Employing a collaborative curatorial model, Indigenous Chicago will center Native American perspectives in telling Chicago’s history and art history. Grant support will be used to hire a Native American guest co-curator and engage a diverse cohort of predominantly Native American advisors whose voices will drive the project’s content from its planning stages. Funds will also support a Terra Foundation Curatorial Research Fellow for the project.

Originally mounted as a city-wide project in 2018, Art Design Chicago is an ongoing initiative that seeks to build new understandings of the city through art and design, and to strengthen vital connections between its cultural organizations, creatives, and communities. A central goal of this and other Terra Foundation programs is to redress omissions and inequities in the portrayal of American art history and contemporary practice. The Block Museum’s project advances this cause by focusing on Chicago as a critical nexus for Native American art history.

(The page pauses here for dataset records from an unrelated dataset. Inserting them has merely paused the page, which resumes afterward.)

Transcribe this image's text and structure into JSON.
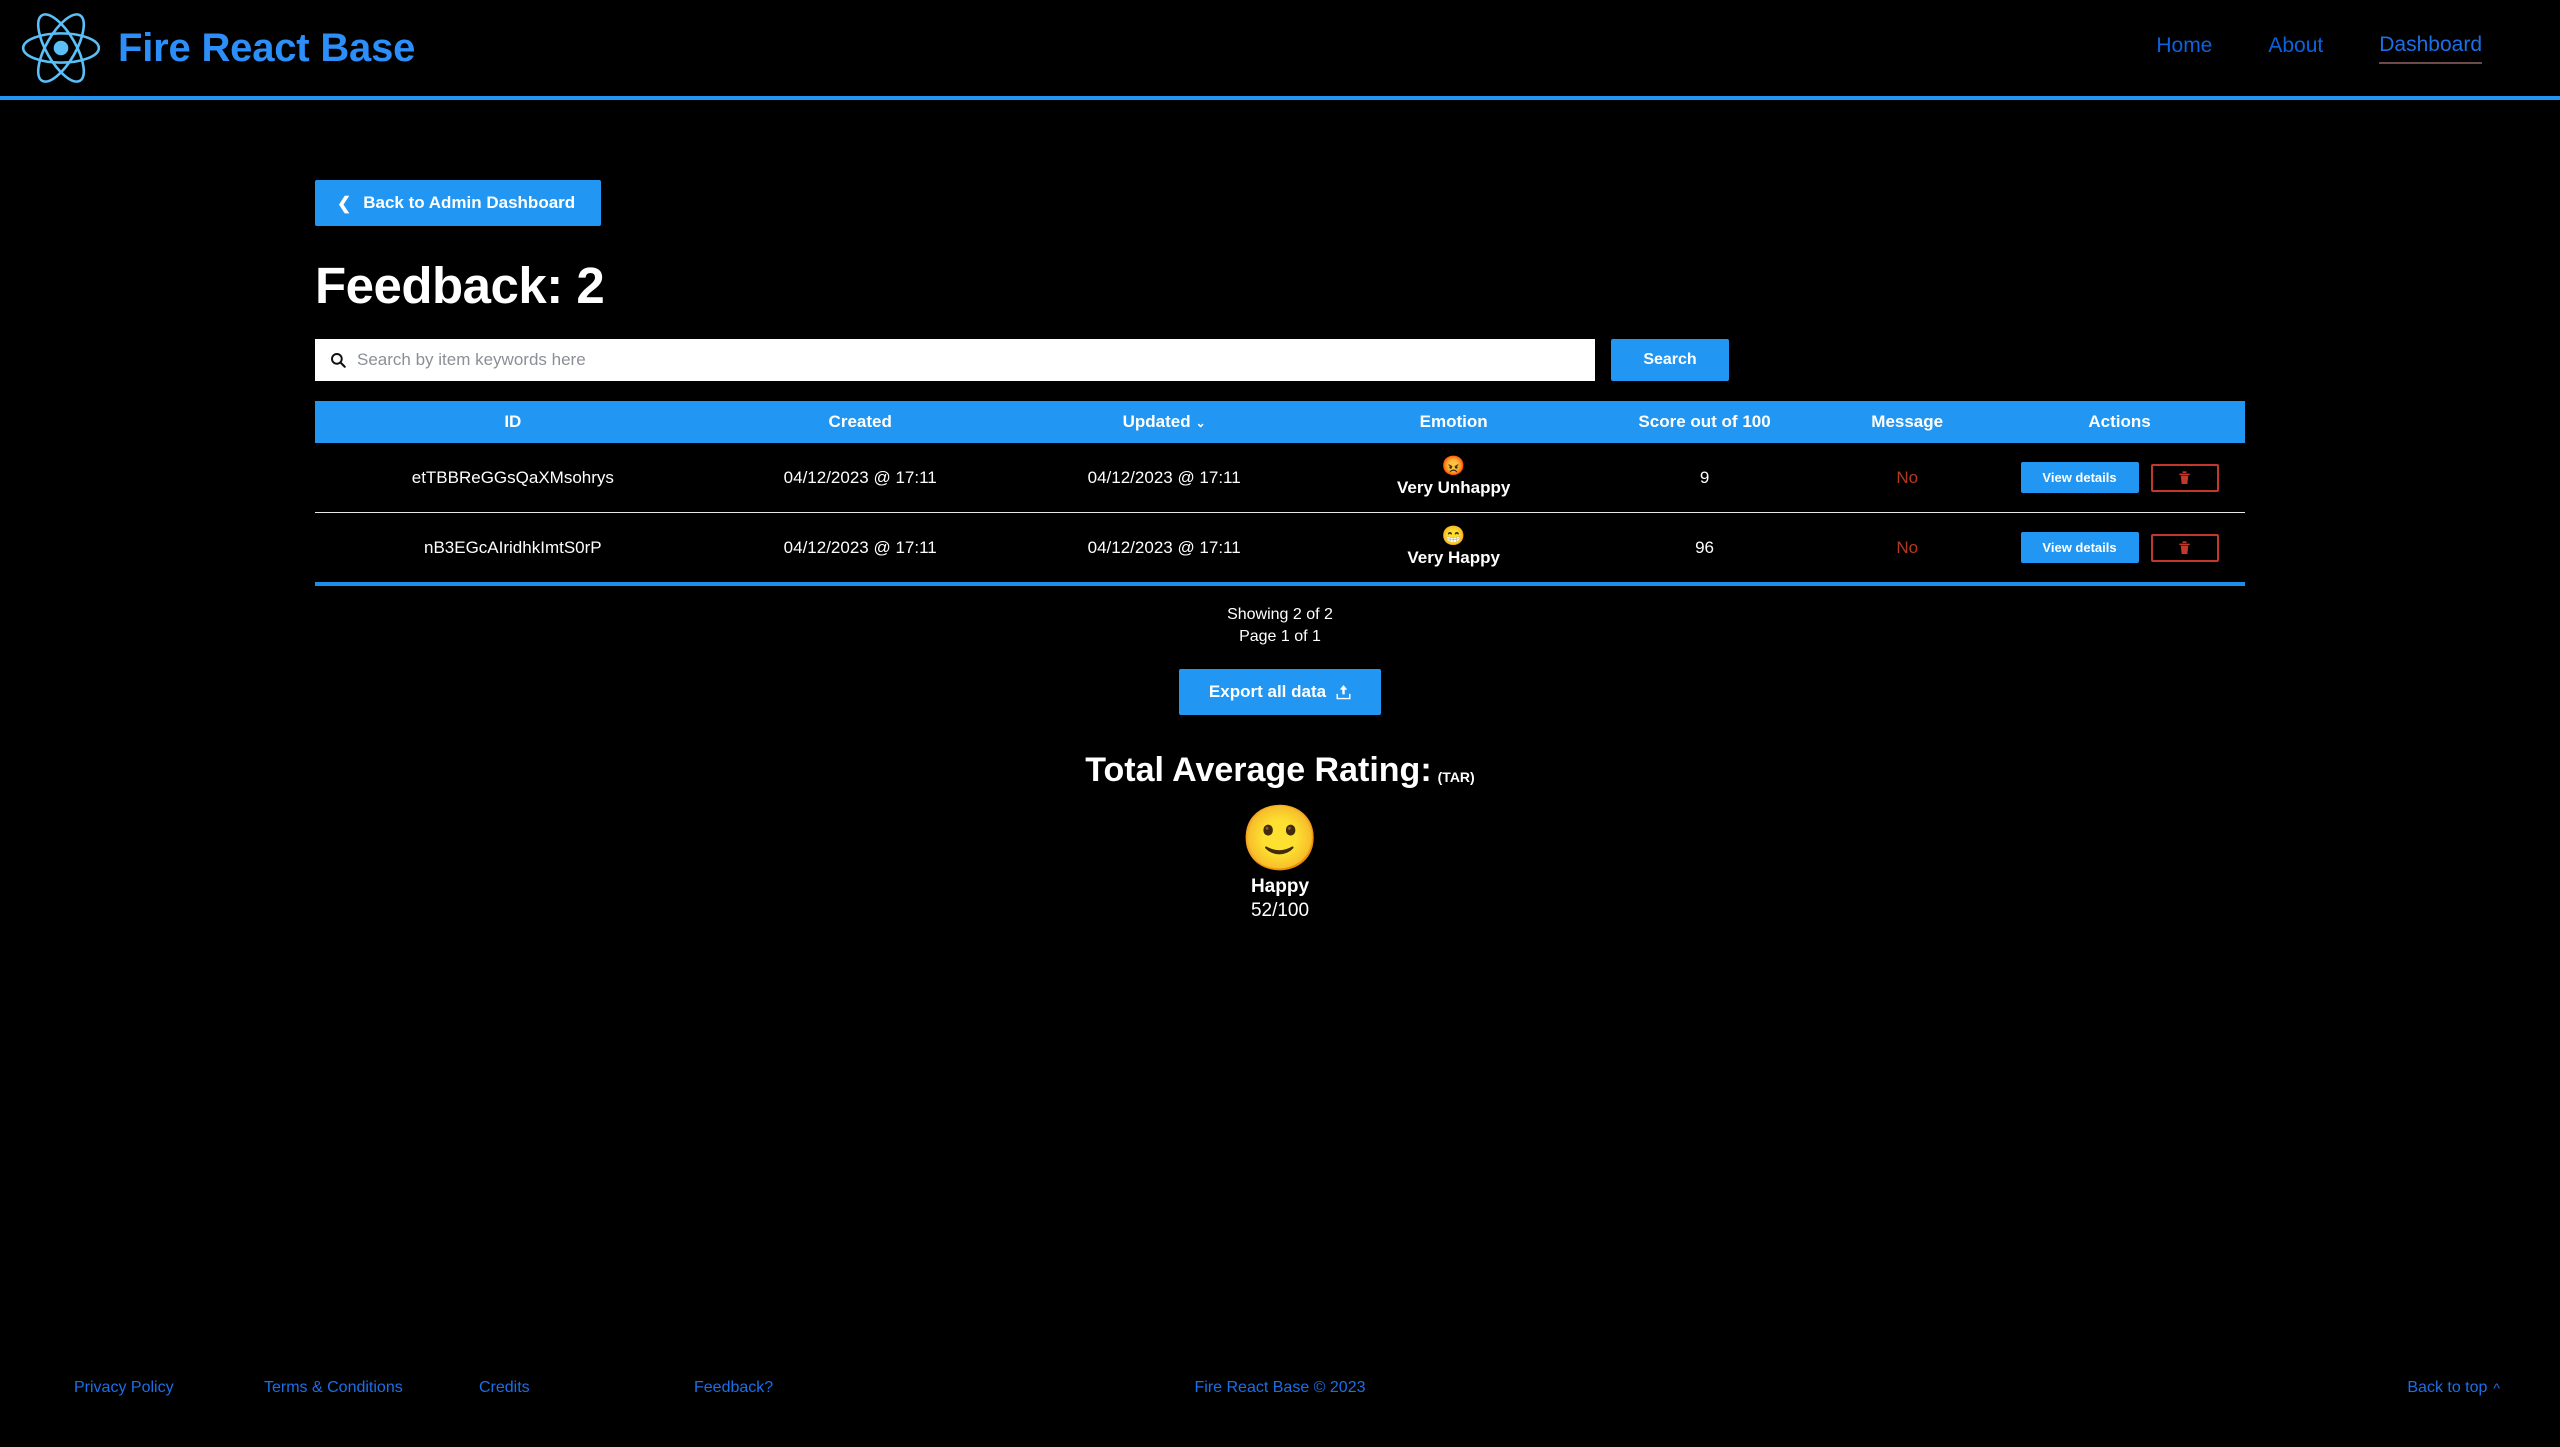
{
  "header": {
    "brand": "Fire React Base",
    "logo_icon": "react-atom-logo",
    "nav": [
      {
        "label": "Home",
        "active": false
      },
      {
        "label": "About",
        "active": false
      },
      {
        "label": "Dashboard",
        "active": true
      }
    ],
    "accent_color": "#2196f3",
    "brand_color": "#2c8ef8"
  },
  "main": {
    "back_button": {
      "label": "Back to Admin Dashboard",
      "icon": "chevron-left-icon"
    },
    "title": "Feedback: 2",
    "search": {
      "placeholder": "Search by item keywords here",
      "value": "",
      "icon": "search-icon",
      "button_label": "Search"
    },
    "table": {
      "columns": [
        "ID",
        "Created",
        "Updated",
        "Emotion",
        "Score out of 100",
        "Message",
        "Actions"
      ],
      "sort_column": "Updated",
      "sort_icon": "chevron-down-icon",
      "rows": [
        {
          "id": "etTBBReGGsQaXMsohrys",
          "created": "04/12/2023 @ 17:11",
          "updated": "04/12/2023 @ 17:11",
          "emotion_emoji": "😡",
          "emotion": "Very Unhappy",
          "score": "9",
          "message": "No",
          "view_label": "View details",
          "delete_icon": "trash-icon"
        },
        {
          "id": "nB3EGcAIridhkImtS0rP",
          "created": "04/12/2023 @ 17:11",
          "updated": "04/12/2023 @ 17:11",
          "emotion_emoji": "😁",
          "emotion": "Very Happy",
          "score": "96",
          "message": "No",
          "view_label": "View details",
          "delete_icon": "trash-icon"
        }
      ]
    },
    "pagination": {
      "showing": "Showing 2 of 2",
      "page": "Page 1 of 1"
    },
    "export": {
      "label": "Export all data",
      "icon": "upload-icon"
    },
    "total_average_rating": {
      "title": "Total Average Rating:",
      "abbreviation": "(TAR)",
      "emoji": "🙂",
      "label": "Happy",
      "score": "52/100"
    },
    "message_color": "#b33a1f",
    "delete_border_color": "#c0392b"
  },
  "footer": {
    "links": [
      "Privacy Policy",
      "Terms & Conditions",
      "Credits",
      "Feedback?"
    ],
    "copyright": "Fire React Base © 2023",
    "back_to_top": "Back to top",
    "back_to_top_icon": "chevron-up-icon"
  }
}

“Indigenous Chicago is part of The Block’s ongoing commitment to support Indigenous art and artists in alignment with Northwestern University’s Center for Native American and Indigenous Research (CNAIR) and other related programs at the University,” states the Block’s Ellen Philips Katz Director, Lisa Corrin. “This innovative project is another example of how the Block’s exhibitions and programs redress the balance of history by presenting inclusive narratives that call out the underlying biases of the canon.”

The Terra Foundation for American Art supports individuals, organizations, and communities to advance expansive understandings of American art. Established in 1978 and headquartered in Chicago, with an office in Paris, its grant program, collection, and initiatives are committed to fostering cross-cultural dialogues on American art locally, nationally, and internationally.